Washington (PAI) — After UPS took one step forward in marathon bargaining with the Teamsters, by eliminating the hated two-tier wage system at the nation’s largest package firm, the company took a bigger one back. It presented its prior inadequate wage offer, then walked out of talks at 4 a.m. on July 5.

The union’s bargaining team unanimously rejected what union President Sean O’Brien previously called an insulting company offer. Talks broke down, with no new sessions scheduled before the current contract covering 340,000 workers expires at midnight on July 31.

The union intends to walk on Aug. 1, O’Brien said. Around the country, Teamsters UPS locals have been staging practice strike picketing and informational picketing at UPS terminals to let the public—and UPS customers—know what’s going on.

Worker pressure, including a nearly unanimous earlier strike authorization vote, forced the firm to junk the two tiers wage system and to promise to promote all current part-time drivers to full-time status.

UPS made that part-time promotion promise in its last contract, with O’Brien’s predecessor, Jim Hoffa. But it never followed through.

“UPS walked away from the bargaining table after presenting an unacceptable offer to the Teamsters that did not address members’ needs. The UPS Teamsters National Negotiating Committee unanimously rejected the package,” O’Brien said in the first of a series of tweets about the talks.

“UPS refused to give the Teamsters a last, best, and final offer, telling the union the company had nothing more to give,” O’Brien added. The Teamsters bargaining team demanded such an offer by July 5, and negotiated round-the-clock through the Independence Day holiday to try to pry it out.

O’Brien previously told the firm it needed the offer by July 5 to let the bargaining team, then Teamster leaders at UPS locals, then the union’s 340,000 UPS workers, all vote on it before the old pact expired.

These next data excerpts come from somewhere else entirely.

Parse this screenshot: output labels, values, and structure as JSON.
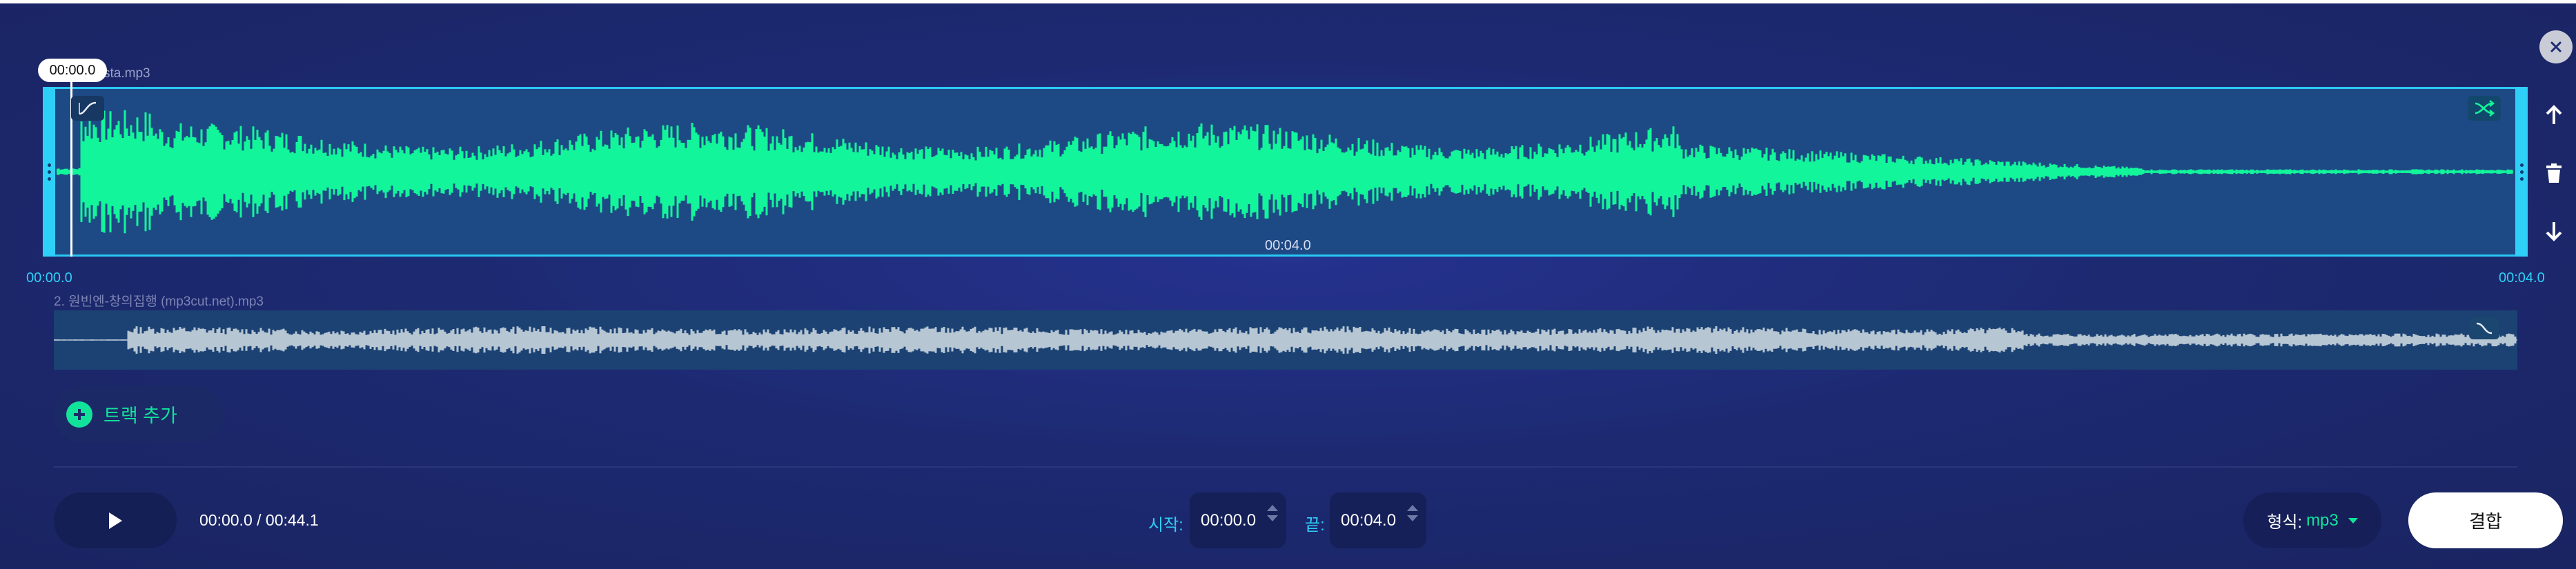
{
  "playhead": {
    "time": "00:00.0"
  },
  "tracks": [
    {
      "name": "sta.mp3",
      "mid_time": "00:04.0",
      "range_start": "00:00.0",
      "range_end": "00:04.0",
      "wave_color": "#12f59a",
      "selected": true
    },
    {
      "name": "2. 원빈엔-창의집행 (mp3cut.net).mp3",
      "wave_color": "#b7c6d3",
      "selected": false
    }
  ],
  "add_track": {
    "label": "트랙 추가"
  },
  "player": {
    "time_readout": "00:00.0 / 00:44.1"
  },
  "trim": {
    "start_label": "시작:",
    "start_value": "00:00.0",
    "end_label": "끝:",
    "end_value": "00:04.0"
  },
  "output": {
    "format_label": "형식:",
    "format_value": "mp3",
    "join_label": "결합"
  },
  "colors": {
    "accent_cyan": "#2fd0f7",
    "accent_green": "#12e39b",
    "background": "#1d2a72"
  },
  "icons": {
    "close": "close-icon",
    "fade_in": "fade-in-icon",
    "fade_out": "fade-out-icon",
    "shuffle": "shuffle-icon",
    "move_up": "arrow-up-icon",
    "delete": "trash-icon",
    "move_down": "arrow-down-icon",
    "add": "plus-icon",
    "play": "play-icon"
  }
}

Union solidarity against two  wage tiers, a management divide-and-conquer tactic at many firms — including the Detroit 3 automakers — for more than a decade forced UPS’s hand on that issue. Tweets showed widespread Labor support for the Teamsters in the U.S., from the AFL-CIO, and abroad, from the International Transport Workers Federation. Prominent politicians weighed in for the union, too.